What about you, dear reader? Are you drawn to books that feature real people in fictional settings? Do you think this is an honest way to tell a story? And yes, that means I am criticizing Joyce Carol Oates' book Blonde, without ever having read it. And it does bother me that I am even forced to make this kind of choice in my reading.
Don't get me wrong, I enjoy biographies and history! I think I am concerned about the invasion of the person. Unless a writer specifically aims his arrow at a person by making them into a badly-disguised character, which we all know has happened! - I think that people are entitled to their privacy. I really enjoyed Josephine Tey's most famous work, The Daughter of Time, but I'm not sure I like her as the star of a mystery series she isn't writing herself. It's the continued line of blurring of reality that James Frey laid wide open with his biography that turned out to be a little bit untrue. Somehow, Kay says, we are left with almost no privacy at all. I would add, we don't know what is true any more, not really, not if we are putting words and ideas in people who were alive once, ideas they never would have had. And to be honest, this is the reason why I haven't picked up Laurie King's reworking of Sherlock Holmes with Mary Russell. I read most of Sherlock Holmes while a teenager, and I must have imbibed a sense that Sherlock Holmes was wary around women, and didn't think of them as equals. I have tried to imagine Sherlock Holmes sparring with a woman, and while I can see the appeal - he is so darned intelligent, and wouldn't we love to be the woman who is intelligent enough for him? - I don't see him as ever in domestic bliss. I can't read the Mary Russell series (even though I really like anything else Laurie King has written!) because she has changed a literary figure into something he's not. She may have made it better, but that wasn't how Doyle originally wrote him, and so he had something different in mind. I can't help asking, why didn't Ms King make a character similar to Sherlock, invent a male character that was better than Sherlock?

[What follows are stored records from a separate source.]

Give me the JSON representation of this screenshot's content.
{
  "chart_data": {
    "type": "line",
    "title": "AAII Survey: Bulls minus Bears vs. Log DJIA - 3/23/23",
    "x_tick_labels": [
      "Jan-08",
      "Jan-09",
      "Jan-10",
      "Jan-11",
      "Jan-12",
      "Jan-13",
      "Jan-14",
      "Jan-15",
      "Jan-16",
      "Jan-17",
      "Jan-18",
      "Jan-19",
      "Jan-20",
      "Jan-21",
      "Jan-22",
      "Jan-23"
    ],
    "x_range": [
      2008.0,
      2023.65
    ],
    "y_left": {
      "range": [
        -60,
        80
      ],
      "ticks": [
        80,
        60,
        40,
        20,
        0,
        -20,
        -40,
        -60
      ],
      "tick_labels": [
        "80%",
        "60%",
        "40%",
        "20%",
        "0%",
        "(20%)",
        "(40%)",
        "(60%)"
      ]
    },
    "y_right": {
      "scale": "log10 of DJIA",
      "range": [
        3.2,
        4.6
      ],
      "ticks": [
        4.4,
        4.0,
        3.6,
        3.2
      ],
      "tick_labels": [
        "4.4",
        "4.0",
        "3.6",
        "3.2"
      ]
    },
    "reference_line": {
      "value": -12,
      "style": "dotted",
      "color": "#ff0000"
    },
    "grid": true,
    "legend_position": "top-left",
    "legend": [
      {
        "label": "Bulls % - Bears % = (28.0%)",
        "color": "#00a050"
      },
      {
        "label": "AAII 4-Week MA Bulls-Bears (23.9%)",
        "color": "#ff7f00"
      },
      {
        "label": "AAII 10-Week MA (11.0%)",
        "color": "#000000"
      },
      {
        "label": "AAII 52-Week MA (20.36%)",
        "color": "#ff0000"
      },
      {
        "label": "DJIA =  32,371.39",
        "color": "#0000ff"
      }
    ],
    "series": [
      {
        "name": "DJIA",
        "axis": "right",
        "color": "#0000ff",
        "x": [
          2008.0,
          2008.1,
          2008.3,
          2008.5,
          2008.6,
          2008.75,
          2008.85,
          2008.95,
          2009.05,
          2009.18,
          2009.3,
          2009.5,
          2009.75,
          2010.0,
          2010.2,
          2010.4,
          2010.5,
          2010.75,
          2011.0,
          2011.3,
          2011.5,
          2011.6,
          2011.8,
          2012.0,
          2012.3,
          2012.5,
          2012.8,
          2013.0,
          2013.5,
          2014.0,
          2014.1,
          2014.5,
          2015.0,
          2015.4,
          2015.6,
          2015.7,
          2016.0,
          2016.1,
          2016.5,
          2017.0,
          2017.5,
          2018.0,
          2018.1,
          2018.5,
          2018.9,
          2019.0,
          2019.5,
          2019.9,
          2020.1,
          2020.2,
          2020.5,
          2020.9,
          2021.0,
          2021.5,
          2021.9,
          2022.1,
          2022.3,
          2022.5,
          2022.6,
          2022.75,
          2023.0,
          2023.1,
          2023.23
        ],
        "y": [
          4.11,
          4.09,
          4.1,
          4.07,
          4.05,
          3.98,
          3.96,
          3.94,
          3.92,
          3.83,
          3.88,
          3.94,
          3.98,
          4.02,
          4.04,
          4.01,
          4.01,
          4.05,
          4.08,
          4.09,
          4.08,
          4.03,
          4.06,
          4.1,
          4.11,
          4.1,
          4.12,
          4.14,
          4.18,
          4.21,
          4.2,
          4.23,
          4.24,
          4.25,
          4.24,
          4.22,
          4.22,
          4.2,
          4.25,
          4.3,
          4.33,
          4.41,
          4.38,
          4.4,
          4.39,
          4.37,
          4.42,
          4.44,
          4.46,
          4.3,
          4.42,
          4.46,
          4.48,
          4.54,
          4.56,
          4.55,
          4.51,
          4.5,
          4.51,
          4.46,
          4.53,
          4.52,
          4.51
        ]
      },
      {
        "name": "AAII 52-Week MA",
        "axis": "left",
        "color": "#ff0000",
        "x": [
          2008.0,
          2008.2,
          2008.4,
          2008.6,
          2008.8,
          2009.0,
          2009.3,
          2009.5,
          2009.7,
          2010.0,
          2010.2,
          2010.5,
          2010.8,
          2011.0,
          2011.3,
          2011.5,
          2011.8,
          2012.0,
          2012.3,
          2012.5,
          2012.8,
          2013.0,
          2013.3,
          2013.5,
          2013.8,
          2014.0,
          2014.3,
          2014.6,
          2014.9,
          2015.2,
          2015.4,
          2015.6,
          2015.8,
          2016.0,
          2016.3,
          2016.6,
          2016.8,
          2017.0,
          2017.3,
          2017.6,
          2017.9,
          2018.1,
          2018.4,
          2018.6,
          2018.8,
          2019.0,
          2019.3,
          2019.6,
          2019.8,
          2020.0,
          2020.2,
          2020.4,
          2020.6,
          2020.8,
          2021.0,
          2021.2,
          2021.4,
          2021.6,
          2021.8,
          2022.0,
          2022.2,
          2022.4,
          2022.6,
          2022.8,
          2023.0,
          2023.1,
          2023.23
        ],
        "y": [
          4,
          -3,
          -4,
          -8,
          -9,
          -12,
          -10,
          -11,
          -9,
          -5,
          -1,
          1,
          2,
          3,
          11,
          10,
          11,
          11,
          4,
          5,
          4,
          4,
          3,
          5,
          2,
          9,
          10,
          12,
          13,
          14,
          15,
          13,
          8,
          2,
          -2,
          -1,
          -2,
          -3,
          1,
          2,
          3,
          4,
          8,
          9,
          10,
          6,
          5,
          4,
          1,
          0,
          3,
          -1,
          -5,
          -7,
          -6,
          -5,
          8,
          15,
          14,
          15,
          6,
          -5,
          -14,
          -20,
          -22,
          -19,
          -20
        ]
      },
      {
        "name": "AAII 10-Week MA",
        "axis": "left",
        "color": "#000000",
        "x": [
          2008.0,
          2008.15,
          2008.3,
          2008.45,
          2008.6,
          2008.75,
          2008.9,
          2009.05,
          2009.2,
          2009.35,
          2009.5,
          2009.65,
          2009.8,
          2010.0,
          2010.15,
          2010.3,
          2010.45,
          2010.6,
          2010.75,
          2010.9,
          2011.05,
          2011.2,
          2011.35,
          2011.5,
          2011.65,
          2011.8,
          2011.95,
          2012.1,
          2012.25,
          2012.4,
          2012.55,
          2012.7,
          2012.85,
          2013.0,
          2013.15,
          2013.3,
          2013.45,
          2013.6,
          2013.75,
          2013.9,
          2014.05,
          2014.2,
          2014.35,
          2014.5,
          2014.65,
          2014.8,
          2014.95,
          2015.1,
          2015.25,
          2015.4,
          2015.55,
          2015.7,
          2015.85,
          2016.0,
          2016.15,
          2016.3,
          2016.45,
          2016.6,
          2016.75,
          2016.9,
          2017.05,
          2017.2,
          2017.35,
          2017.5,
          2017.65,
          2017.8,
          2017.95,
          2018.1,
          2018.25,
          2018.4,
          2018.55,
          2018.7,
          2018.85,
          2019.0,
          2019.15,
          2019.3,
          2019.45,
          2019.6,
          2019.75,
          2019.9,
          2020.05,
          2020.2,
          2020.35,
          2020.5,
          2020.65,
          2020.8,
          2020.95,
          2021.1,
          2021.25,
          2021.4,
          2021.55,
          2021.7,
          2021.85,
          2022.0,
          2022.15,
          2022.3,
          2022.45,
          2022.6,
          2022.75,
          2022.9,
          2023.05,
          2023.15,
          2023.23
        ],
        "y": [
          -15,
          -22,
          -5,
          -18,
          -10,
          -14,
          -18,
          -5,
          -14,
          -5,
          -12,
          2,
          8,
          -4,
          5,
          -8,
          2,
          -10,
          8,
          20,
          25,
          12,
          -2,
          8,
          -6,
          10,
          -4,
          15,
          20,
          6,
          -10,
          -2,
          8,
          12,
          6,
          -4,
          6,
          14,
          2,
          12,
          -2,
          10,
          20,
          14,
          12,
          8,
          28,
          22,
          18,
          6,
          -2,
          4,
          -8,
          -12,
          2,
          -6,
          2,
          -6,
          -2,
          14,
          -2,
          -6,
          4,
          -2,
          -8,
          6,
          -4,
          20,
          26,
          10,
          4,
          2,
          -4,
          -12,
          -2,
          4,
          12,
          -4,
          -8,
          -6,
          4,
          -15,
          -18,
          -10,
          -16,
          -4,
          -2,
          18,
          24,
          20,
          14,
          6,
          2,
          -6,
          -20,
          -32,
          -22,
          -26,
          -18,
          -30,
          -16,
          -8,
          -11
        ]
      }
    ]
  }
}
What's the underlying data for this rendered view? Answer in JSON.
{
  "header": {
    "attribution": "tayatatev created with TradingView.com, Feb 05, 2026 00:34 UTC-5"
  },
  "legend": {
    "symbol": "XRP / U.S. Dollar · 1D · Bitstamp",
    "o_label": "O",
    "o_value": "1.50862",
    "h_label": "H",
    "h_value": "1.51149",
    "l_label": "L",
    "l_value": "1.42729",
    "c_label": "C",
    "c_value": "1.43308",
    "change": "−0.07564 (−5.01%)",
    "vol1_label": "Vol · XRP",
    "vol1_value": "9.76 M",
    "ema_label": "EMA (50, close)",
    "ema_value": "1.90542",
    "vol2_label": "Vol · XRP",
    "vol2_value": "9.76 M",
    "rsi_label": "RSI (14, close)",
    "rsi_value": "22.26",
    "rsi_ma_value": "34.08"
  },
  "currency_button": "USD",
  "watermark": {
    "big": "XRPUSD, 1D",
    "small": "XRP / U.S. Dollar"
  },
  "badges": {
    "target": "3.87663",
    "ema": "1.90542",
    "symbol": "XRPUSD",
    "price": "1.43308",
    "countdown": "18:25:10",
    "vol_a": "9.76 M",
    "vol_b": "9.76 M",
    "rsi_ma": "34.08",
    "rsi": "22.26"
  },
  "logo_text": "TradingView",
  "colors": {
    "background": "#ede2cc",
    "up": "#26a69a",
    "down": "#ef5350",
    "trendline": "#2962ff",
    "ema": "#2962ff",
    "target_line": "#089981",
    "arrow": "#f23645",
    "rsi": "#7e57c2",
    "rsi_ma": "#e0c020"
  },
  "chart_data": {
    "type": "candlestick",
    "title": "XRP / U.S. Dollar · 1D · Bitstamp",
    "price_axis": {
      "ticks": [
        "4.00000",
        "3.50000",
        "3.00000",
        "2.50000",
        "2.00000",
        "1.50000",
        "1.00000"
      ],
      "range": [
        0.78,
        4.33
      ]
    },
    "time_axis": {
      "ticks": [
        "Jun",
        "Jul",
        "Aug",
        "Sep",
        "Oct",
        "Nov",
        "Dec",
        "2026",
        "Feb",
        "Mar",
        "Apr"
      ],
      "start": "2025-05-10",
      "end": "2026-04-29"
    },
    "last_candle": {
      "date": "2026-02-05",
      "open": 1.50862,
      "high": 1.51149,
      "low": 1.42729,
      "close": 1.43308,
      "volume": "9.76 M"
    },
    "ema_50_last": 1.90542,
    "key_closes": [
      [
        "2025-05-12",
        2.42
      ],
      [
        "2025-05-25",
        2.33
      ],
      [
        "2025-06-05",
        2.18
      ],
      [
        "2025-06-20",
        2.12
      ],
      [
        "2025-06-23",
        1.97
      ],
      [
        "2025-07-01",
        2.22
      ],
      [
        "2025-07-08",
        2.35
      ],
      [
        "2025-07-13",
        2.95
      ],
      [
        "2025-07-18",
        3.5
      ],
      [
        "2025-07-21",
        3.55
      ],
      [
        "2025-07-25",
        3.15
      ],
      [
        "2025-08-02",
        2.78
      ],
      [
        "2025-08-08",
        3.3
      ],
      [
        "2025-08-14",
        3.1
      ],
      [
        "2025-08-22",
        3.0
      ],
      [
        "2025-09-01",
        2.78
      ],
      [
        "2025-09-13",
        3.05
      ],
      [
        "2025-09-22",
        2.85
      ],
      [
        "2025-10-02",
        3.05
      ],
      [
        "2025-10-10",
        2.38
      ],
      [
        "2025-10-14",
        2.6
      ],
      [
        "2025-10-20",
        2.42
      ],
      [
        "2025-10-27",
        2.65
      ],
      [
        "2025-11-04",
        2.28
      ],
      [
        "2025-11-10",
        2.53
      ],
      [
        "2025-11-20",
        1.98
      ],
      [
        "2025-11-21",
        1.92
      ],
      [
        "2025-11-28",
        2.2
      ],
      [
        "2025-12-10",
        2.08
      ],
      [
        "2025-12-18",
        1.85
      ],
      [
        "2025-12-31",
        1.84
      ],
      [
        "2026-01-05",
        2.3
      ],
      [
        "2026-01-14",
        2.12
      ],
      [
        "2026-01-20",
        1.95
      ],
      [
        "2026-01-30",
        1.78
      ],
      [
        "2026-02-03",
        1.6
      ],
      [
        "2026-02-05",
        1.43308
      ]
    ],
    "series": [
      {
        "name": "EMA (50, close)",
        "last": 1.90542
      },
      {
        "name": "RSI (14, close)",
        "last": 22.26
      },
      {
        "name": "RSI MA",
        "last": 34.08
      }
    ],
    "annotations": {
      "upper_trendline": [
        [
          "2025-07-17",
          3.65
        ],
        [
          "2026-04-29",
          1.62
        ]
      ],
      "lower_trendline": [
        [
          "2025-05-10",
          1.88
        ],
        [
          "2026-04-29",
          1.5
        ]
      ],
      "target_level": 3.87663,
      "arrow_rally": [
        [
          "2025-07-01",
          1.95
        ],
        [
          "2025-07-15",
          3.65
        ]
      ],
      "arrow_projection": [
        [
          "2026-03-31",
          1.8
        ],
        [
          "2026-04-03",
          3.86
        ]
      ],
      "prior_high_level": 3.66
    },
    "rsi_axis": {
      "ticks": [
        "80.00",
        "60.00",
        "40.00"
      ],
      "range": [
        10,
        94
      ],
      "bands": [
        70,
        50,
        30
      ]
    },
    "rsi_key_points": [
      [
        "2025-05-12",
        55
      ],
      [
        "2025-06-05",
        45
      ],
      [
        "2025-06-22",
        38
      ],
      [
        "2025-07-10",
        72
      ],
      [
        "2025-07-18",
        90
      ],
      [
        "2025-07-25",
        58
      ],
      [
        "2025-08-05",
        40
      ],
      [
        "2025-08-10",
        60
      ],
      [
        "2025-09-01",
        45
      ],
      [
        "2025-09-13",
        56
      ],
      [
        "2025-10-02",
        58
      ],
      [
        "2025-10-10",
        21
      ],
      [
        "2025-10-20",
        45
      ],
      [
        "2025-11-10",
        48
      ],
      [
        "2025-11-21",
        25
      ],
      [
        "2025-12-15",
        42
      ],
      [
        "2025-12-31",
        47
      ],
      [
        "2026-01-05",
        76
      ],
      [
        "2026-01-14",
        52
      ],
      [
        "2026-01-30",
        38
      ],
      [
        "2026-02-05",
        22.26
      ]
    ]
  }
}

So what right do writers have to change other works, and what right do they have to use real people in fictionalize works where their words and actions are not real?
Let me know if you have any thoughts, or if you care - I'm curious, and very interested to see if I am the only one (well, other than Mr Kay!) who does think it's important. (Sorry here to Bride, who really likes what Upson has done to the real-life people Josephine Tey and her friend Archie Penrose in the series!!!) See? It's not an easy topic, and no one will agree completely, but I'd really like to know if it's important to you or not, dear Gentle Reader.
I hope you have a happy Friday with a good book!